Let me return to a topic that I have discussed in the past -- the so-called golden rule.  It goes something along this line:  "treat others as you would want to be treated."  I won't go so far as to say it is a universal, but when we speak of a conscience, and behaving conscientiously, we have something like it in mind.  My conscience, for example, wouldn't allow me to rob and steal from others because I can easily enough imagine what it would be for them to rob and steal from me.

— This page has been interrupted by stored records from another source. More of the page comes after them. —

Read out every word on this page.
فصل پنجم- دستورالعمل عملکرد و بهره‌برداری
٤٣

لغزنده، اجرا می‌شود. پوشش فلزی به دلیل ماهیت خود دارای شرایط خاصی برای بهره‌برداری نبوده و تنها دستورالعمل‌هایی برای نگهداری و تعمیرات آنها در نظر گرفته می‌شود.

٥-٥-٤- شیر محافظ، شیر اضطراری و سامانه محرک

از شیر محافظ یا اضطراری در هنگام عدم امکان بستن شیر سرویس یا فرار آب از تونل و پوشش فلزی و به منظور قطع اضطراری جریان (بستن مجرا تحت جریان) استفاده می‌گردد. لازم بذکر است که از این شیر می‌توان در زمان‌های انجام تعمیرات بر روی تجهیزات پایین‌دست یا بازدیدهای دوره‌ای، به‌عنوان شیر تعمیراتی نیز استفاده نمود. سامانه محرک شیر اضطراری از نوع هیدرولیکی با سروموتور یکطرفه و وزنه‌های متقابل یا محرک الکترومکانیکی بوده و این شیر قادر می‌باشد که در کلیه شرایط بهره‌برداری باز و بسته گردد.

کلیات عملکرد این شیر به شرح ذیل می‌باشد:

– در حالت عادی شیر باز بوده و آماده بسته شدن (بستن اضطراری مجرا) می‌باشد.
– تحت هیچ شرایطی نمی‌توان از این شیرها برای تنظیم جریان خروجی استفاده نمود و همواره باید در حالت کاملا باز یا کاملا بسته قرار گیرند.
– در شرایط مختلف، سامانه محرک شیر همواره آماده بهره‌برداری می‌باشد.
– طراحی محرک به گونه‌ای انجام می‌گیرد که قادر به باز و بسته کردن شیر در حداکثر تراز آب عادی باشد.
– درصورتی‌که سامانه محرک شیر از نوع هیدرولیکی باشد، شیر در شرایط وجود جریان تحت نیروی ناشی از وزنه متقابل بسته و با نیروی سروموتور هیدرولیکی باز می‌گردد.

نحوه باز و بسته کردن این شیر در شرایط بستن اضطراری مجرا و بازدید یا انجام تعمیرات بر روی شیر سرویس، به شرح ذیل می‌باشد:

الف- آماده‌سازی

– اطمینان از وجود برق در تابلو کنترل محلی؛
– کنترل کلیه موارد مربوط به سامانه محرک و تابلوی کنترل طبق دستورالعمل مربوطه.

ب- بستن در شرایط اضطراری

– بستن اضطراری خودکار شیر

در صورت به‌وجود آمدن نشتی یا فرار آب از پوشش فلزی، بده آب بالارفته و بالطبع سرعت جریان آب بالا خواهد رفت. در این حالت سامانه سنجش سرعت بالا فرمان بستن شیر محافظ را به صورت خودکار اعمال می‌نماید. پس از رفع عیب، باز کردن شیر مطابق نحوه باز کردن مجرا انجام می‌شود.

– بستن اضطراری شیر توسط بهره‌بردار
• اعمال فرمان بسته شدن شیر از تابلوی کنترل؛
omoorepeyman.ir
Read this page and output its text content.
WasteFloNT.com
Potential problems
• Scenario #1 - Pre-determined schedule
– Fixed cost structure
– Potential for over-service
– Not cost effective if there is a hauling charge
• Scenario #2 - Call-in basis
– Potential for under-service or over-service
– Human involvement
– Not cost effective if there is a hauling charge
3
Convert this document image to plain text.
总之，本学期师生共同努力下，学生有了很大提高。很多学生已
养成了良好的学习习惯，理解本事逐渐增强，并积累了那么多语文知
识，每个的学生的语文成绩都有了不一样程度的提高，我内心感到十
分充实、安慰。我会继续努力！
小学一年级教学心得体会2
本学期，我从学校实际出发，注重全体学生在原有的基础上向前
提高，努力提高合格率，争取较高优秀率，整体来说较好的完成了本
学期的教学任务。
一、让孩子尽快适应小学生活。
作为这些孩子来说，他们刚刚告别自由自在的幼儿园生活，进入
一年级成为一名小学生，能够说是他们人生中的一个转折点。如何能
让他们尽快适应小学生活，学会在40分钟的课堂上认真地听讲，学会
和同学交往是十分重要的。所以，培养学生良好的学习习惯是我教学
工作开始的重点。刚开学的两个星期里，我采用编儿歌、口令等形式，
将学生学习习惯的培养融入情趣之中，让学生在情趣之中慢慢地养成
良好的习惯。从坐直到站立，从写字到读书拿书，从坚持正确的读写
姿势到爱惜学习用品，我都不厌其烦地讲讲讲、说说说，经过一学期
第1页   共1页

This is not a guarantee that conscience will prevail, and the temptation to steal may be altogether too great to resist, and I may go through some mental machinations to "justify" the theft to myself, but at fundament, because I have simple empathy, I will know that I have treated another badly because I wouldn't want them to treat me in the same way.

From there, it might make some sense to call the basic social contract, as it were, an extended codification of the golden rule.  If we draw a veil of ignorance (in Rawl's sense) over a group of more or less rational human beings, and ask, "Should we have laws against "theft?" the answer is likely to be "yes" because few would want to be the prey of thieves.  From there, we develop the coercive power of the collective or state.   Laws without enforcement are, of course, empty, and so too the basic social contract always implies some coercive power for its enforcement.  If the law against theft is broken, we put people in jail.  We might mitigate those penalties based on the perpetrator or severity of the crime (an adolescent shoplifting a pack of gum) or extenuating circumstances (stealing food for a hungry child) but the consensus would still likely be a "wrong more or less excused."

From there, it might make some sense to talk about our "duty" to the social contract as a duty to conscience.  If we enjoy the protection of the state against thievery, then we have a reciprocal duty or obligation to avoid thieving ourselves.  This duty and obligation exist independently of the coercive power.  Again, if we draw the veil of ignorance over a group of more less rational human beings, and ask, "if there is absolutely no danger of being discovered, should one break the law and steal?" the consensus is still likely to be "no, one still should not steal."  The absence of enforcement, for whatever reason, is not a mitigating factor.   The absence of enforcement is not a guarantee that conscience will fail, but it does magnify the temptation.  As I've indicated elsewhere, I have a rather low, rather Hobbesian opinion of mankind in general, and it doesn't take much in the way of magnification to make a temptation against the dictates of conscience to great to resist.

If we enjoy the protection of the state against thievery, we also have a duty or obligation in another sense as well.  We must, as it were, pay our taxes to provide the state with the means to provide that protection.  The "justice system," as it were, does not come free.  The codification of the golden rule, so to speak, always exacts a corresponding tax for its enforcement.  A tax, without the coercive power of its collection, is likewise empty.  And so on ...

So there you have it.  Well, almost.  From there, of course, it grows almost infinitely more complex.  The first level of complication is the notion of freedom.  There are, of course, two types of freedom -- the positive "freedom to" and the negative "freedom from."  The social contract, as it is described above, is the abnegation of positive freedom.  We give up, to one extent or another, our freedom to commit thievery and subject ourselves to the coercive power of the state in order to achieve a freedom from the fear of thievery.    At the one extreme, absolute positive freedom, giving up none of one's freedom to act, is the war of all against all.  Assuming that, in the war of all against all, the strongest will prevail, the vast majority will want nothing more than negative freedom -- that is to say, freedom from the coercive power of the strongest.  At the other extreme, there are enough dystopian novels to suggest that absolute negative freedom, the complete abnegation of positive freedom in order to free one's self from everything, is death.